Gelar Pengajian Di Kolong Jembatan Taipo, Hong Kong

TAIPO, HONG KONG — Salah seorang teman saya yang juga Dai Ambassador tahun lalu penempatan Hong Kong, turut berkomentar ketika melihat foto pengajian di kolong jembatan Taipo yang saya bagikan. Beliau tampak terkesan sekali dengan model pengajian Buruh Migran Indonesia (BMI) yang ada di Hong Kong.

“Unik. Memang sangat mengesankan mengaji di bawah kolong jembatan,” kata Muhandis Az-Zuhri, seorang dosen IAIN Pekalongan, Jawa Tengah, yang tahun lalu berkesempatan sebagai Dai Ambassador Dompet Dhuafa penempatan Hong Kong.

Sementara ada juga teman saya yang mengatakan miris dan prihatin melihat foto tersebut. Barangkali ia melihat dari sudut pandang berbeda. Karena setiap isi kepala manusia memiliki pendapat masing-masing.

“Apa tidak bising mengadakan pengajian di bawah jembatan? Kok tidak di masjid, rumah, atau gedung-gedung? Menyedihkan,” ujar teman saya tersebut.

Inilah bukti bahwa dalam segala hal yang menurut kita sendiri itu baik, belum tentu menurut orang lain baik. Tentunya harus bijaksana dalam menyikapi semua perbedaan. Seperti orang buta yang mengatakan gajah itu lebar karena memegang kupingnya. Ada yang mengatakan gajah itu panjang karena memegang belalainya. Ada yang mengatakan gajah itu tajam karena memegang ujung gadingnya. Ada yang mengatakan gajah itu besar karena memegang perutnya. Ada yang mengatakan gajah itu keras karena memegang kakinya. Ada juga yang mengatakan gajah itu berbulu karena memegang ekornya.
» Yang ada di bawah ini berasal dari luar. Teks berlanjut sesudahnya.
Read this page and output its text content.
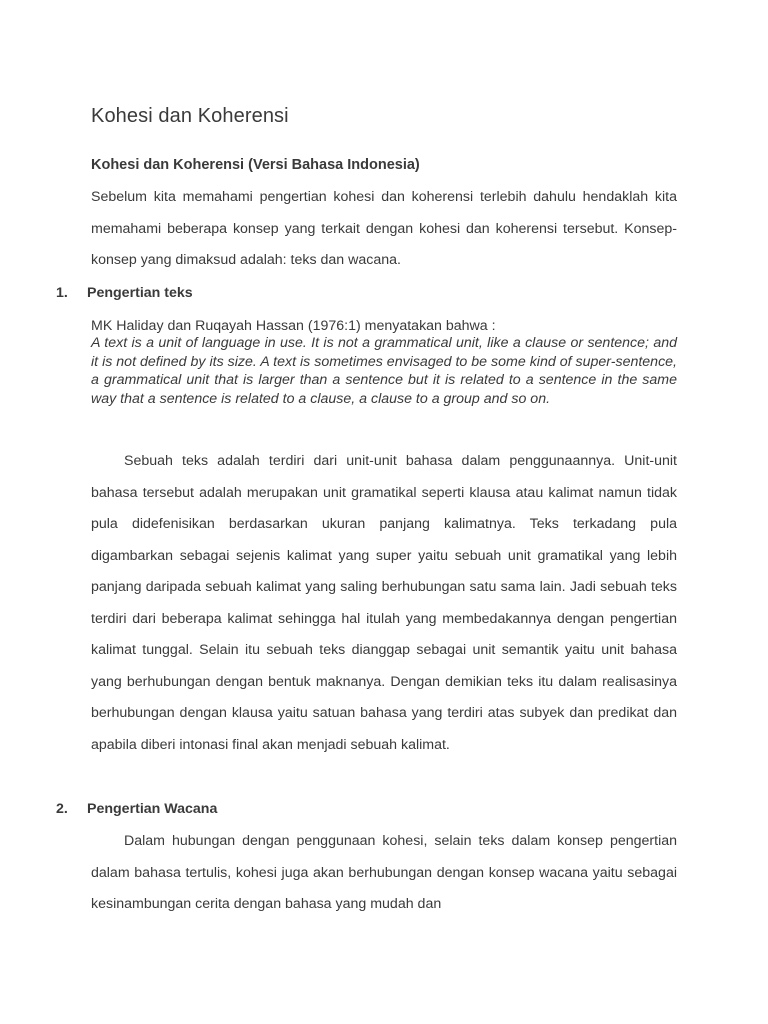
Kohesi dan Koherensi
Kohesi dan Koherensi (Versi Bahasa Indonesia)
Sebelum kita memahami pengertian kohesi dan koherensi terlebih dahulu hendaklah kita memahami beberapa konsep yang terkait dengan kohesi dan koherensi tersebut. Konsep-konsep yang dimaksud adalah: teks dan wacana.
1. Pengertian teks
MK Haliday dan Ruqayah Hassan (1976:1) menyatakan bahwa :
A text is a unit of language in use. It is not a grammatical unit, like a clause or sentence; and it is not defined by its size. A text is sometimes envisaged to be some kind of super-sentence, a grammatical unit that is larger than a sentence but it is related to a sentence in the same way that a sentence is related to a clause, a clause to a group and so on.
Sebuah teks adalah terdiri dari unit-unit bahasa dalam penggunaannya. Unit-unit bahasa tersebut adalah merupakan unit gramatikal seperti klausa atau kalimat namun tidak pula didefenisikan berdasarkan ukuran panjang kalimatnya. Teks terkadang pula digambarkan sebagai sejenis kalimat yang super yaitu sebuah unit gramatikal yang lebih panjang daripada sebuah kalimat yang saling berhubungan satu sama lain. Jadi sebuah teks terdiri dari beberapa kalimat sehingga hal itulah yang membedakannya dengan pengertian kalimat tunggal. Selain itu sebuah teks dianggap sebagai unit semantik yaitu unit bahasa yang berhubungan dengan bentuk maknanya. Dengan demikian teks itu dalam realisasinya berhubungan dengan klausa yaitu satuan bahasa yang terdiri atas subyek dan predikat dan apabila diberi intonasi final akan menjadi sebuah kalimat.
2. Pengertian Wacana
Dalam hubungan dengan penggunaan kohesi, selain teks dalam konsep pengertian dalam bahasa tertulis, kohesi juga akan berhubungan dengan konsep wacana yaitu sebagai kesinambungan cerita dengan bahasa yang mudah dan
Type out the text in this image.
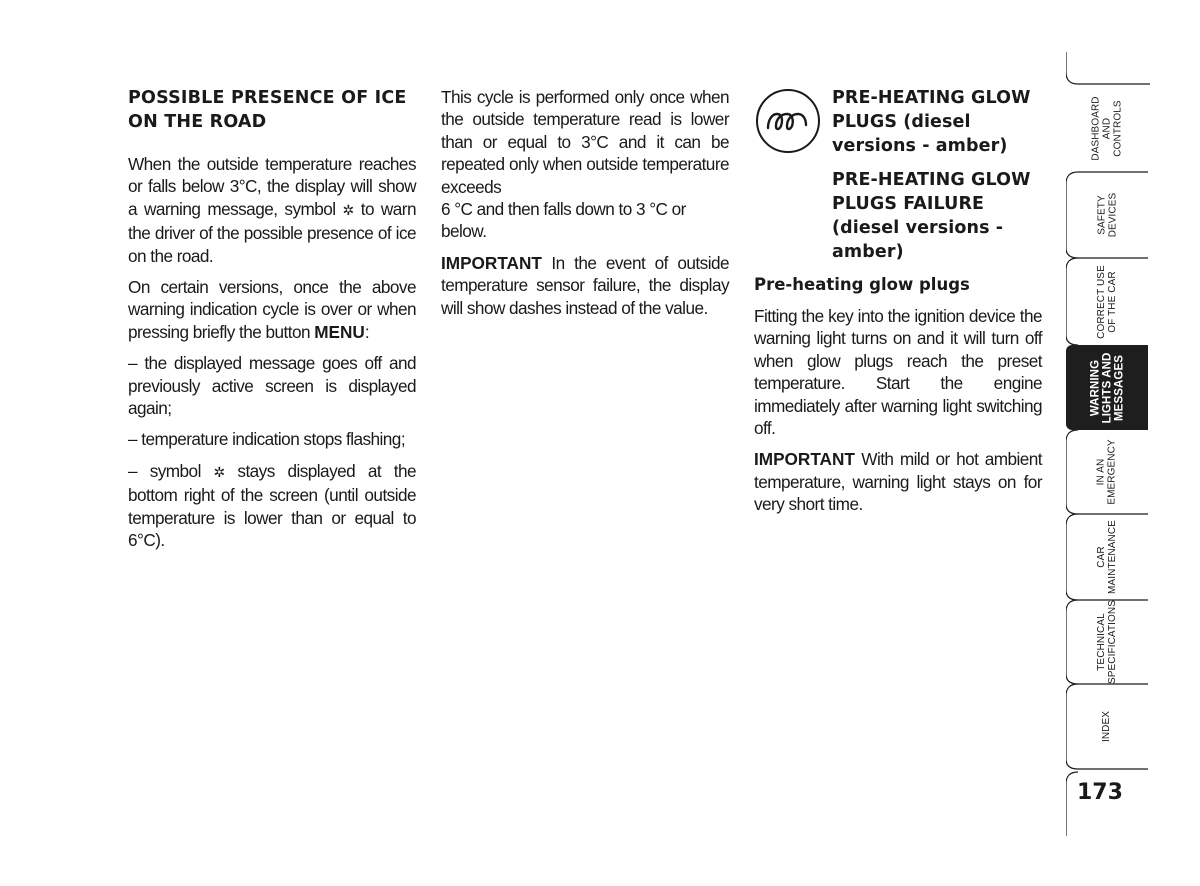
POSSIBLE PRESENCE OF ICE ON THE ROAD

When the outside temperature reaches or falls below 3°C, the display will show a warning message, symbol ✲ to warn the driver of the possible presence of ice on the road.

On certain versions, once the above warning indication cycle is over or when pressing briefly the button MENU:

– the displayed message goes off and previously active screen is displayed again;

– temperature indication stops flashing;

– symbol ✲ stays displayed at the bottom right of the screen (until outside temperature is lower than or equal to 6°C).

This cycle is performed only once when the outside temperature read is lower than or equal to 3°C and it can be repeated only when outside temperature exceeds

6 °C and then falls down to 3 °C or below.

IMPORTANT In the event of outside temperature sensor failure, the display will show dashes instead of the value.

PRE-HEATING GLOW PLUGS (diesel versions - amber)
PRE-HEATING GLOW PLUGS FAILURE (diesel versions - amber)
Pre-heating glow plugs

Fitting the key into the ignition device the warning light turns on and it will turn off when glow plugs reach the preset temperature. Start the engine immediately after warning light switching off.

IMPORTANT With mild or hot ambient temperature, warning light stays on for very short time.

DASHBOARD
AND
CONTROLS
SAFETY
DEVICES
CORRECT USE
OF THE CAR
WARNING
LIGHTS AND
MESSAGES
IN AN
EMERGENCY
CAR
MAINTENANCE
TECHNICAL
SPECIFICATIONS
INDEX
173
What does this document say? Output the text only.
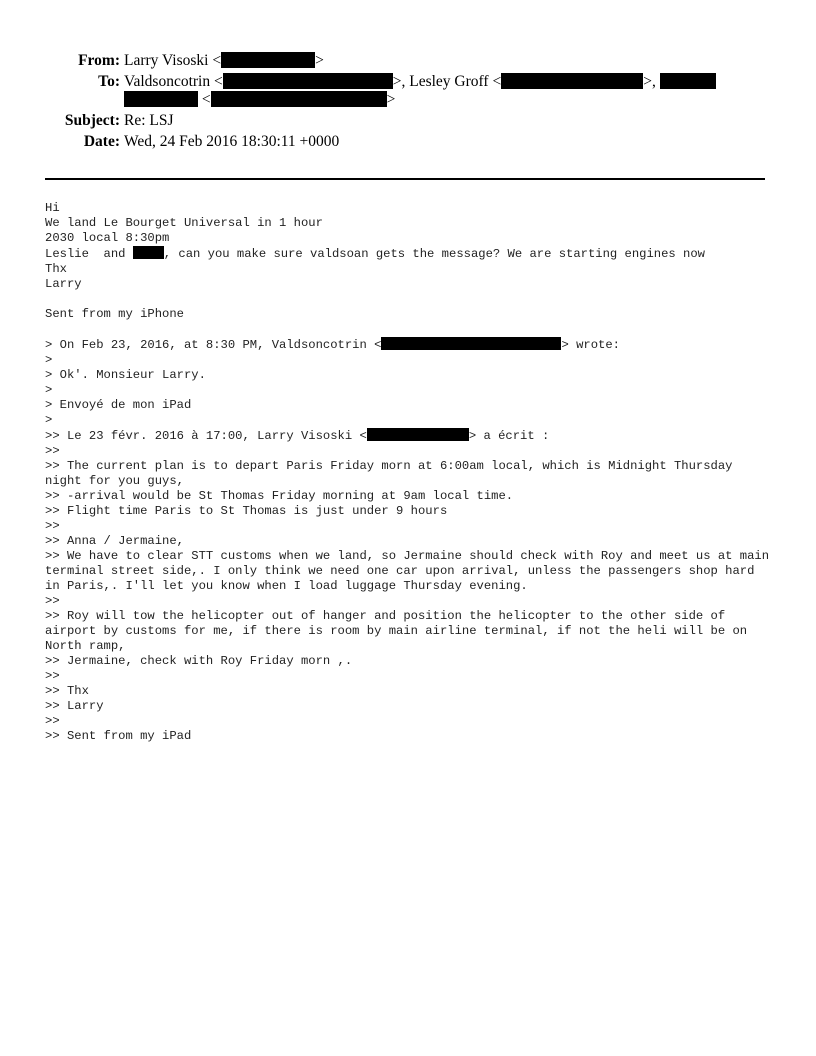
From: Larry Visoski <	>
To: Valdsoncotrin <	>, Lesley Groff <	>,
<	>
Subject: Re: LSJ
Date: Wed, 24 Feb 2016 18:30:11 +0000
Hi
We land Le Bourget Universal in 1 hour
2030 local 8:30pm
Leslie  and	, can you make sure valdsoan gets the message? We are starting engines now
Thx
Larry
Sent from my iPhone
> On Feb 23, 2016, at 8:30 PM, Valdsoncotrin <	> wrote:
>
> Ok'. Monsieur Larry.
>
> Envoyé de mon iPad
>
>> Le 23 févr. 2016 à 17:00, Larry Visoski <	> a écrit :
>>
>> The current plan is to depart Paris Friday morn at 6:00am local, which is Midnight Thursday night for you guys,
>> -arrival would be St Thomas Friday morning at 9am local time.
>> Flight time Paris to St Thomas is just under 9 hours
>>
>> Anna / Jermaine,
>> We have to clear STT customs when we land, so Jermaine should check with Roy and meet us at main terminal street side,. I only think we need one car upon arrival, unless the passengers shop hard in Paris,. I'll let you know when I load luggage Thursday evening.
>>
>> Roy will tow the helicopter out of hanger and position the helicopter to the other side of airport by customs for me, if there is room by main airline terminal, if not the heli will be on North ramp,
>> Jermaine, check with Roy Friday morn ,.
>>
>> Thx
>> Larry
>>
>> Sent from my iPad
Setiap dai yang hendak memberikan ceramah di hadapan ibu-ibu majelis taklim di Hong Kong, sebaiknya dapat melantunkan shalawatan. Terutama majelis taklim Al-Muhajiroh Taipo, yang setiap Sabtu berkumpul dan menggelar tikar di bawah kolong jembatan Taipo. Ibu-ibu di sini pandai bermain rebana dan bersenandung shalawat. Saya pun di daulat untuk bershalawat.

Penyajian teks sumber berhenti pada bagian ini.